Sa seconde révolution fut numérique. Il s'inspira du système de numération hindou – développé par des mathématiciens indiens –, le perfectionna et l'introduisit dans le monde arabe, puis dans toute l'Europe. Ce système incluait le zéro comme marqueur de position et des chiffres dont la valeur dépendait de leur position. Les chiffres romains ne permettaient pas la division euclidienne. Les chiffres indo-arabes, eux, permettaient tout. Le système que nous utilisons aujourd'hui pour compter, calculer, construire des ordinateurs – est parvenu au monde occidental grâce à sa plume.
Lorsque son ouvrage sur les nombres fut traduit en latin, son titre commençait par l'orthographe latine de son nom : Algoritmi. Les Européens du Moyen Âge commencèrent à appeler cette nouvelle méthode de calcul « faire de l'algorisme ». Au fil des siècles, le mot se simplifia pour devenir algorithme. Le concept le plus important de toute l'informatique — une procédure finie et séquentielle pour résoudre un problème — porte littéralement son nom, légèrement déformé au fil des siècles.

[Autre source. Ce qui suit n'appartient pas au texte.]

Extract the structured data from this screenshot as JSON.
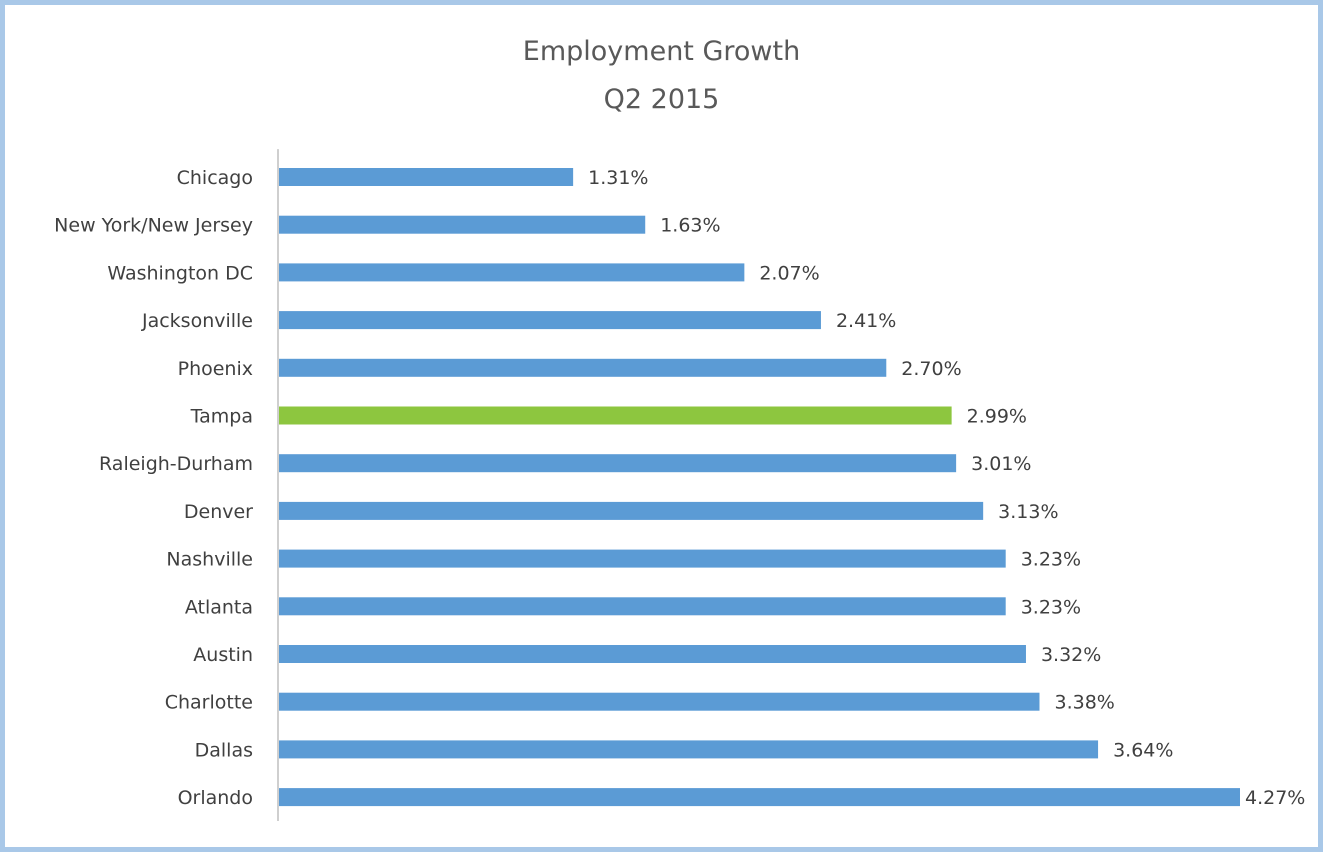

Voici ce qui devrait vous interpeller.
Lorsqu'Alan Turing a esquissé le premier modèle théorique du calcul en 1936, il formalisait l'intuition d'al-Khwarizmi : la pensée elle-même peut être décomposée en étapes déterministes et répétables. Aujourd'hui, lorsque les ingénieurs de toutes les entreprises technologiques du monde écrivent du code — pour trier vos flux, planifier vos itinéraires, entraîner des modèles d'IA —, ils exécutent des procédures fondées sur un paradigme né dans une bibliothèque du IXe siècle à Bagdad.

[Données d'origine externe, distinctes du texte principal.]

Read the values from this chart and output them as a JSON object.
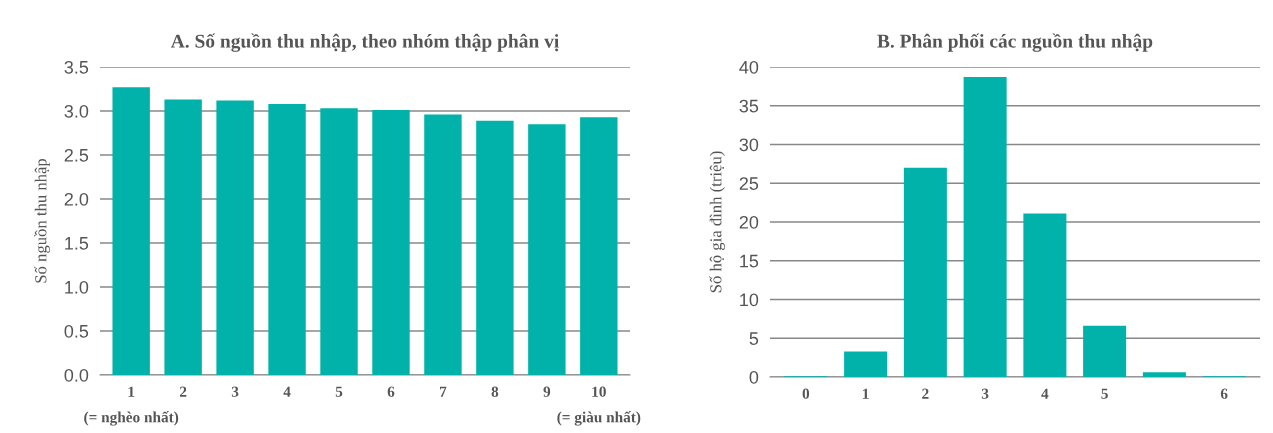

Al-Khwarizmi est mort vers 850. Sa tombe est anonyme. La civilisation au sein de laquelle il travaillait a été anéantie. La Maison de la Sagesse a brûlé lors du sac de Bagdad par les Mongols en 1258, et ses manuscrits ont été jetés dans le Tigre en si grand nombre que des témoins ont affirmé que l'eau était noire d'encre. Son œuvre originale d'algèbre ne nous est parvenue que grâce à une copie arabe médiévale réalisée 500 ans après sa mort et conservée aujourd'hui à la bibliothèque Bodléienne d'Oxford.
Pourtant, entrez dans n'importe quel bureau d'ingénieurs au monde. Écoutez les conversations. On y entendra les mots « algèbre », « algorithme », des centaines de fois.
Presque personne ne saura de qui il s'agit.
Il a posé les fondements du monde moderne dans une bibliothèque aujourd'hui disparue, il repose dans une tombe introuvable, et pourtant, chaque machine qui fonctionne sur Terre lui doit encore son existence.